Bien qu’il fut un protégé politique de Martelly, Moïse éprouvait de plus en plus de ressentiment à l’égard de l’influence de ce dernier, un rapport affirmant que Moïse était incapable de choisir les membres de son propre cabinet sans l’approbation de la famille de Martelly ou de celle de Saint-Rémy. Moïse se méfiait aussi profondément d’un membre important de la force de sécurité de Martelly, Dimitri Hérard, qui allait finalement poursuivre son rôle sous le régime de Moïse. Selon des conseillers présidentiels, Hérard a été trouvé à au moins une occasion espionnant le président pour Saint-Rémy, l’informant des réunions de Moïse.

En dépit du soutien symbolique de l’impérialisme américain au régime de Moïse, l’affirmation du Times selon laquelle «aucune preuve n’a été apportée» que l’un des suspects du meurtre ait collaboré avec le gouvernement américain ou «que les États-Unis aient été impliqués dans le complot ou en aient eu connaissance» est pour le moins douteuse. Même à la suite de la purge du procureur général et du ministre de la Justice par Henry, après que ceux-ci aient remis en question ses appels téléphoniques incriminants avec Badio, le gouvernement américain est resté fidèle à Henry.

Entre-temps, parmi les 39 personnes arrêtées en rapport avec l’assassinat, plusieurs ont déjà servi d’informateurs pour le FBI et la Drug Enforcement Administration, selon CNN. Aucune des personnes arrêtées n’a encore été formellement inculpée.
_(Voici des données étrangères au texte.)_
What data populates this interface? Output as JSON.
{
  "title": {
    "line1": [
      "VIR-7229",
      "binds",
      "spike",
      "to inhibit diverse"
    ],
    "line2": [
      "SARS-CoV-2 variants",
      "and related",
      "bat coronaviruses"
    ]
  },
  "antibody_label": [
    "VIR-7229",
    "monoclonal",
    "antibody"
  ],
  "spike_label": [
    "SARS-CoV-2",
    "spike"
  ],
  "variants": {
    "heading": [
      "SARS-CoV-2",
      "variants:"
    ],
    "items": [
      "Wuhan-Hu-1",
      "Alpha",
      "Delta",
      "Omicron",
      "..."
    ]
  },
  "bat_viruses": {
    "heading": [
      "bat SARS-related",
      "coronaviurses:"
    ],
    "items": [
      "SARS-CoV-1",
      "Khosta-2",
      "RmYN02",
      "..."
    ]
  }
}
La classe ouvrière et la paysannerie démunie sont les véritables victimes des intrigues politiques de la classe dirigeante haïtienne, qui visent, en dernière analyse, à défendre un système d’exploitation et de pauvreté extrême, enraciné dans une oppression longue de plusieurs siècles aux mains de l’impérialisme américain et mondial.